How would you rewrite in everyday language? Here’s one way:
System: Done! You’re all set!
In early 2017, Google published In Conversation, There Are No Errors , and according to the article, one should think of errors as opportunities to create meaningful conversations. I’ll let you read the article on principles behind handling errors on your own time. For now, I’ll just jump into some examples.
The rapid re-prompt approach doesn’t provide detailed information right away. This is similar to the kinds of statements people might use in a typical conversation to show that they didn’t really understand the speaker:
- “What was that?”
- “Say it again?”
- “I’m sorry?”
From my personal experience of running usability studies with clients from variety of industries, I’ve found that escalating errors can save time and task completion; especially for power users.
System: What’s your date of birth?
System: Just tell me your date of birth using 2 digits for the month, 2 digits for the day, and 4 for the year.

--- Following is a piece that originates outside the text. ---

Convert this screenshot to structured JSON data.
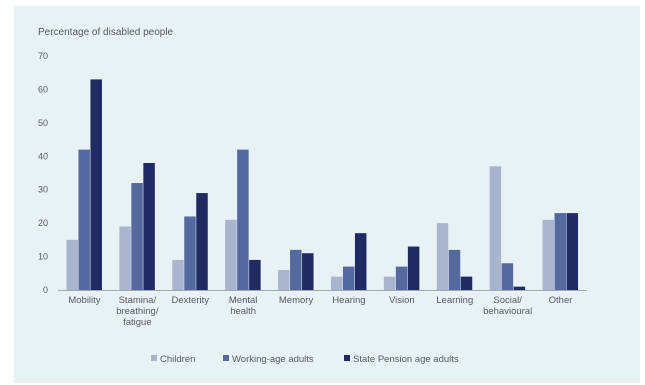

As you can see, the error strategy started escalating from general to specific rather than just giving all of the information right away. It’s also great for power users who are used to hearing the prompts so many times.
When writing prompts and error strategies, consider being cooperative by applying Grice’s Maxims. Not only this will help the user experience, but would also create confidence and trust in your users when interacting with the device.
- The maxim of quantity — try to be as informative as one possibly can, and give as much information as is needed, and no more.
- The maxim of quality — try to be truthful, and don’t give information that’s false or not supported by evidence.
- The maxim of relation — try to be relevant, and say things that are pertinent to the discussion.
- The maxim of manner — try to be as clear; avoid obscurity and ambiguity.
While there are many ways you can design a great experience for voice, remember that the end focus is on users like you and I. So, it’s important to understand not only the target users but also the context in which the dialogues will appear.
In other words, study the way we speak and write. Study user-centered design processes and learn how to approach the challenge humanly. It’s usually not the limitation of speech technology that’s responsible for a horrible voice experience. It’s usually the designers not knowing how to apply these processes that result in a less-than-desirable voice interface. Hopefully, this article will help you design for mere mortals.